Ed ecco un riassunto in punti di quanto è necessario fare per un cambio generazionale che dia i suoi frutti.

 

  • Esaminare le difficoltà e puntare sul cambiamento più fluido e coerente, superando eventuali ostacoli.
  • Trasmettere le responsabilità e non solo sulla carta.
  • Passare ai propri figli gli strumenti adatti, inclusa formazione, consulenza e managerialità. Devono consentire di portare al superamento del passaggio senza eccessivi scossoni che si ripercuotano sull’attività.

Seguendo questi passaggi si eviteranno parecchi problemi senza lasciar passare troppo tempo.

Fiducia e rispetto reciproco tra le diverse generazioni in famiglia porteranno a una salutare gestione della struttura ricettiva che le consentirà di crescere e dare buoni risultati.

Può capitare anche che l’imprenditore non si renda conto della necessità del passaggio generazionale e tenda a rimandarla nel tempo.

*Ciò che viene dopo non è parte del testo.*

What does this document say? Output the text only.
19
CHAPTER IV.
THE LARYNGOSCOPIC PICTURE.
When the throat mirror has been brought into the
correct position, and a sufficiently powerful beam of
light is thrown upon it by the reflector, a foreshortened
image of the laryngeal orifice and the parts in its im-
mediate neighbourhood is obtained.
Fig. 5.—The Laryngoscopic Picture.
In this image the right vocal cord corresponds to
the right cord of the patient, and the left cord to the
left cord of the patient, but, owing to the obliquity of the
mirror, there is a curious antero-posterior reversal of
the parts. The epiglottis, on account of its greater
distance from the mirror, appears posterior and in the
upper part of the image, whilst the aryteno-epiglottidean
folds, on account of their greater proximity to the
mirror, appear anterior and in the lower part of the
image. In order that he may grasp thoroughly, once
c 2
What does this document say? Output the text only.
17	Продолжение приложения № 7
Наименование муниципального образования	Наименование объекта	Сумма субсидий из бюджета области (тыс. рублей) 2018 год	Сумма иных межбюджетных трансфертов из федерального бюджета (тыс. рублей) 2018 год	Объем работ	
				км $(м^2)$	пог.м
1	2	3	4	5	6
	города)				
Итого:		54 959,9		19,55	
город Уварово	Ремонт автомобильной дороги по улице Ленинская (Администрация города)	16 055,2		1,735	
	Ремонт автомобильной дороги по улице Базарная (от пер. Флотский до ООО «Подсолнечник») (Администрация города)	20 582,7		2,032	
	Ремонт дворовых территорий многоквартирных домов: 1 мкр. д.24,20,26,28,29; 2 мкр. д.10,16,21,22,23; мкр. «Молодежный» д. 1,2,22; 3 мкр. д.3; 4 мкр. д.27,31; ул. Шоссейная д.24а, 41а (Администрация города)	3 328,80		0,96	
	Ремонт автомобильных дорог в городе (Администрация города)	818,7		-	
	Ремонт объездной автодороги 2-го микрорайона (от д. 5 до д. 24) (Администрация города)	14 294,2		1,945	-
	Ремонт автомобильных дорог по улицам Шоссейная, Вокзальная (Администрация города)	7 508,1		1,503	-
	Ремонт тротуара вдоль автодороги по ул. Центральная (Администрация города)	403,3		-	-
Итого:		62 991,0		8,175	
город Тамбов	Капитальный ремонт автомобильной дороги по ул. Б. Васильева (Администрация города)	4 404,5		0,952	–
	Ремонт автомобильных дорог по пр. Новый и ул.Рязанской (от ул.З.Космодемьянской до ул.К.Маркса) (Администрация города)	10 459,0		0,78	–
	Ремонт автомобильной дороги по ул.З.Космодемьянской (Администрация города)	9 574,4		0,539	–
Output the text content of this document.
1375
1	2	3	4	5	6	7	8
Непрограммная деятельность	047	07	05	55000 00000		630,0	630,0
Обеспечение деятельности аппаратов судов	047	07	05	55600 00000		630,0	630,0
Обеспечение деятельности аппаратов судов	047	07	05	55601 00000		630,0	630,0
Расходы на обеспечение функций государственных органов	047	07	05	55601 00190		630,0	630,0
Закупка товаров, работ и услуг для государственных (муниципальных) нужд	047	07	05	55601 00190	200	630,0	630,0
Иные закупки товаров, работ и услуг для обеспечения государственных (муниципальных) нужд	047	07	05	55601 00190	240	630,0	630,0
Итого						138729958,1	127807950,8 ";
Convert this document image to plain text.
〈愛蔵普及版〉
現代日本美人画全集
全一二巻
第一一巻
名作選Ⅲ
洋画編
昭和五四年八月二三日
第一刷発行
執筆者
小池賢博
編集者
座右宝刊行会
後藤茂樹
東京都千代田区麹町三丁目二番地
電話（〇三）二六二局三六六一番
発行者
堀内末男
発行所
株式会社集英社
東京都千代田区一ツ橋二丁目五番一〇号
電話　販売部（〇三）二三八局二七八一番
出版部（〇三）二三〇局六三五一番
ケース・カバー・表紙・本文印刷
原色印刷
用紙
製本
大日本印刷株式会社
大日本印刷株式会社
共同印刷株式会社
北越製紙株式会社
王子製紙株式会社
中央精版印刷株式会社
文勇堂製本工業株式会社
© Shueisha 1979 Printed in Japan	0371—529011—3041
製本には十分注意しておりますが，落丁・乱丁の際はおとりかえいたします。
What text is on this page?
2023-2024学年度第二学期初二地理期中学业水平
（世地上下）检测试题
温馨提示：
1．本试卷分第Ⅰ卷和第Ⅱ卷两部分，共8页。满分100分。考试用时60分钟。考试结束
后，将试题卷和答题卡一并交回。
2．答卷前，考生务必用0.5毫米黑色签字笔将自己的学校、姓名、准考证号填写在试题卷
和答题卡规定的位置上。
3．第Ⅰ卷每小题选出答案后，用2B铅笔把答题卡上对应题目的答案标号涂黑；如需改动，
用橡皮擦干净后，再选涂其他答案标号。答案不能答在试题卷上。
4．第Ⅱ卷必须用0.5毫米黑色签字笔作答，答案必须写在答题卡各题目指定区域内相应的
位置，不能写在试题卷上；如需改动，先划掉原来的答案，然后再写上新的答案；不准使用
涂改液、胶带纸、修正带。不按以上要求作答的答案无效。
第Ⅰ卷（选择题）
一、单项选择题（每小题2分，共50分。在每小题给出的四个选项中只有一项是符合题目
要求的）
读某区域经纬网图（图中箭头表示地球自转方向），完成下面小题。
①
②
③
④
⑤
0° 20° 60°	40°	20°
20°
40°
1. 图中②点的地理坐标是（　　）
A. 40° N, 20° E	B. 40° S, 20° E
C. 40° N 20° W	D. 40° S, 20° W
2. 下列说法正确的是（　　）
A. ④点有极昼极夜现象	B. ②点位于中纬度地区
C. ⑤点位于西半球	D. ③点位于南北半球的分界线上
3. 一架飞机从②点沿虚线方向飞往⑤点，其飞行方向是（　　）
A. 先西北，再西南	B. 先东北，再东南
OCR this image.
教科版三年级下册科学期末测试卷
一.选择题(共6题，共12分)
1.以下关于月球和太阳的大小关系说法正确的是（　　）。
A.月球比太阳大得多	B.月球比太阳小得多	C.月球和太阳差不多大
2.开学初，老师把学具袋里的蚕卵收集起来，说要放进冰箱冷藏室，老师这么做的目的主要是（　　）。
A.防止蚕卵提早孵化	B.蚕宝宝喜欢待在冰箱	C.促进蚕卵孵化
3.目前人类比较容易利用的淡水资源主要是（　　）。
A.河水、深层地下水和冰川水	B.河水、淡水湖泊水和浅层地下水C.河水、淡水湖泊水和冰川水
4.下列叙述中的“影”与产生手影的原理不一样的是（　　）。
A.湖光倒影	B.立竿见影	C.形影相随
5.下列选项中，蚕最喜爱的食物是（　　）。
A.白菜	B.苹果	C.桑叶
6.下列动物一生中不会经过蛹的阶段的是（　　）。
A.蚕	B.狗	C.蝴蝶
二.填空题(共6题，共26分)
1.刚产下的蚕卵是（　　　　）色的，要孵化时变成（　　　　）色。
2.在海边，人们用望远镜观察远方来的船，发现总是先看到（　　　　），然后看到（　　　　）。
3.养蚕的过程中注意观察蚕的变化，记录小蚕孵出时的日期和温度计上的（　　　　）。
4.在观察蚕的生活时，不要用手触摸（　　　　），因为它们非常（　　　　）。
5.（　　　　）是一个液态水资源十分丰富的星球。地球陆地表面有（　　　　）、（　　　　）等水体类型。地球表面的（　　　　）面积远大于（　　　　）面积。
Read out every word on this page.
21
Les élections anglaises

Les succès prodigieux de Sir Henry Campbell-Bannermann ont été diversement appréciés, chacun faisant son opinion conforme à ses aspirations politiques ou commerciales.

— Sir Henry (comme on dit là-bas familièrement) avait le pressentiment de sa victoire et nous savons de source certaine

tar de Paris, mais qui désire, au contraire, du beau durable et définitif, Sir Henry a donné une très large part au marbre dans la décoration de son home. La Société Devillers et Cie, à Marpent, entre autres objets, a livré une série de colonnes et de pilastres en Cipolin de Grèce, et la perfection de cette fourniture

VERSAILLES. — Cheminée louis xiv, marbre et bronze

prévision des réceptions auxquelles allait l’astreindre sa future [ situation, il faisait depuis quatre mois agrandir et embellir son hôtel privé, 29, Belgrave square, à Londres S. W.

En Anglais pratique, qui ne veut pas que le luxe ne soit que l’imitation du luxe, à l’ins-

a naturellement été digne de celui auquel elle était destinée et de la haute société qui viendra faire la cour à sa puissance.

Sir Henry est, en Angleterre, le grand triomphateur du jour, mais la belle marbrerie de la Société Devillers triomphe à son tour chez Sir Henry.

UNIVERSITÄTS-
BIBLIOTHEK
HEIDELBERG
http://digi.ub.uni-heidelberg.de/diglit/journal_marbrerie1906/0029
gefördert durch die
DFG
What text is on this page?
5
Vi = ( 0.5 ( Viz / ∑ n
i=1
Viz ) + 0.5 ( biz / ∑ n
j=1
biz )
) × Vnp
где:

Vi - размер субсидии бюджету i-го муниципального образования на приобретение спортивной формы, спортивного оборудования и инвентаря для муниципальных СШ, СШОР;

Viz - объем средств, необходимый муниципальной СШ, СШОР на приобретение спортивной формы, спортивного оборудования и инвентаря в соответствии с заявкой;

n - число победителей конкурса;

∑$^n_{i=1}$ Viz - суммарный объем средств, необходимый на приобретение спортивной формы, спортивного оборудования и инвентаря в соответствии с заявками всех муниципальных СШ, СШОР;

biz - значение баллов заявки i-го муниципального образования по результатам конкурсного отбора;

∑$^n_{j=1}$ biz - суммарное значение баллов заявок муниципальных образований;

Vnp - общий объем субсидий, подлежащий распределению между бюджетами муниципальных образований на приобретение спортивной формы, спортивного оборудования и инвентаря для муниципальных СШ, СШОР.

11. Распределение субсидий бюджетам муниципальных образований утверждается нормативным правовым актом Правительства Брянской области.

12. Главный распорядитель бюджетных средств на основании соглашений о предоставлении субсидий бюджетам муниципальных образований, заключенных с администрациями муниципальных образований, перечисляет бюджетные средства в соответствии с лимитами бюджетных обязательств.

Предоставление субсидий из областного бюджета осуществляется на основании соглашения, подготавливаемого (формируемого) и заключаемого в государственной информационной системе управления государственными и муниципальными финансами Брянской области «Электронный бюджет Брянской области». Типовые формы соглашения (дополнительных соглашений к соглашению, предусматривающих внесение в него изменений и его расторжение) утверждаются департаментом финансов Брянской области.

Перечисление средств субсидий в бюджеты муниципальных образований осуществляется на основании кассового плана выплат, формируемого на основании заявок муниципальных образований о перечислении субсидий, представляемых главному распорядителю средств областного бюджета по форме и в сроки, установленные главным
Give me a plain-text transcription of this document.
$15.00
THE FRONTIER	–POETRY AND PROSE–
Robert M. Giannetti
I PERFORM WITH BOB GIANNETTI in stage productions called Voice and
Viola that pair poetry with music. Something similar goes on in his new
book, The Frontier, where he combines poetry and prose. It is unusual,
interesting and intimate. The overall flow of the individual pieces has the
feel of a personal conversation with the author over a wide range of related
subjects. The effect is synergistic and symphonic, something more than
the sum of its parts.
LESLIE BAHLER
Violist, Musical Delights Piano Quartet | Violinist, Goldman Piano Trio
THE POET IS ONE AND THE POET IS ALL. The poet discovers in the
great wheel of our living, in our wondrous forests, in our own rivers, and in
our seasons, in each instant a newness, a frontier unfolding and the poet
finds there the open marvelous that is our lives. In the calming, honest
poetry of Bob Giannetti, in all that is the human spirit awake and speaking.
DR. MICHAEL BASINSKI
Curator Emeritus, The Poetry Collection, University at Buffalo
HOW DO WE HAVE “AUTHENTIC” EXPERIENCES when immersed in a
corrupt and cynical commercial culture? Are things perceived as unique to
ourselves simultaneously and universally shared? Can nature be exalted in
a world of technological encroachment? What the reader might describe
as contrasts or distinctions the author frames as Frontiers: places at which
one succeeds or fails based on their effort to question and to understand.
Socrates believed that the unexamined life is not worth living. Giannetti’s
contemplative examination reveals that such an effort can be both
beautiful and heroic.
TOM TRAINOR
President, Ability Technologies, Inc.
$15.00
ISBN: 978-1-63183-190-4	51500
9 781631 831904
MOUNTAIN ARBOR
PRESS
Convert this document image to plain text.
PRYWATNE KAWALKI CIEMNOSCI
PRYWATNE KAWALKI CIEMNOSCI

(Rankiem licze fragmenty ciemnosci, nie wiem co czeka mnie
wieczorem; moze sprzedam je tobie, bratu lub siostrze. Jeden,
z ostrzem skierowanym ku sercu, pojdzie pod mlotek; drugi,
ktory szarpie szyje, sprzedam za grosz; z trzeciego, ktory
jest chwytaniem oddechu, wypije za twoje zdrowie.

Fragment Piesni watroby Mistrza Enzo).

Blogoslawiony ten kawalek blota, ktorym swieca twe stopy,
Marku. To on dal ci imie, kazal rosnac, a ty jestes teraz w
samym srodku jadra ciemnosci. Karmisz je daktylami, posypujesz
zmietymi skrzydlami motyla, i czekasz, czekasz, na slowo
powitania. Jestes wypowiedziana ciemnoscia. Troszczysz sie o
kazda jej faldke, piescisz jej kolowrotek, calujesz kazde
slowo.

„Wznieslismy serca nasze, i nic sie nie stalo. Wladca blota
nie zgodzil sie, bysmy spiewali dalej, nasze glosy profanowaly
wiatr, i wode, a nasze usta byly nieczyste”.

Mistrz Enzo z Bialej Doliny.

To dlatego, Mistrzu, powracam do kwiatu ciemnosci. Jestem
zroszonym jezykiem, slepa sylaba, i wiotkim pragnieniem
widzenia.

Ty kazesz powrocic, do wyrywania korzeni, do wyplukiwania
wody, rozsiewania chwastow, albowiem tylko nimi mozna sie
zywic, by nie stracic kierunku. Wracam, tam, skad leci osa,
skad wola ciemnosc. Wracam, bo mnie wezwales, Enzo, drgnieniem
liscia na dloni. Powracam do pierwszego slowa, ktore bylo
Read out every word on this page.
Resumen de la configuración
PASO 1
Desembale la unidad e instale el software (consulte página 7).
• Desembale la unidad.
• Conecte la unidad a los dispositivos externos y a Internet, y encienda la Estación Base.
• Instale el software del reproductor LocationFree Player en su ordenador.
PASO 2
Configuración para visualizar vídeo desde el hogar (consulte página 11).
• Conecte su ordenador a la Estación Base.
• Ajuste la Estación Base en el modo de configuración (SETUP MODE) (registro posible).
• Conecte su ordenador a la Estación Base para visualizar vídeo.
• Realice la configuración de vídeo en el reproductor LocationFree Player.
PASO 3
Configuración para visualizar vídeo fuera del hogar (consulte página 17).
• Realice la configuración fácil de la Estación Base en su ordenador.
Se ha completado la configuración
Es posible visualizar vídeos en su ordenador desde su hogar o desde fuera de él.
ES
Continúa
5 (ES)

Anche questo è un errore da evitare, così come la mancata trasmissione delle competenze.

Questo tema, d’altronde, fa riflettere sulla necessità di distinzione tra impresa e famiglia, tra proprietà e strategie manageriali.

Rivolgersi a un consulente esterno durante queste fasi sarà utile a mediare le eventuali discussioni e a fornire un’immagine precisa e imparziale sull’azienda.

Saprà definire, inoltre, l’adeguato coaching adatto a sviluppare le competenze di chi sarà chiamato a dirigere l’azienda.

E si rivelerà fondamentale nel definire in modo corretto i ruoli di ogni figura nell’ambito della gestione.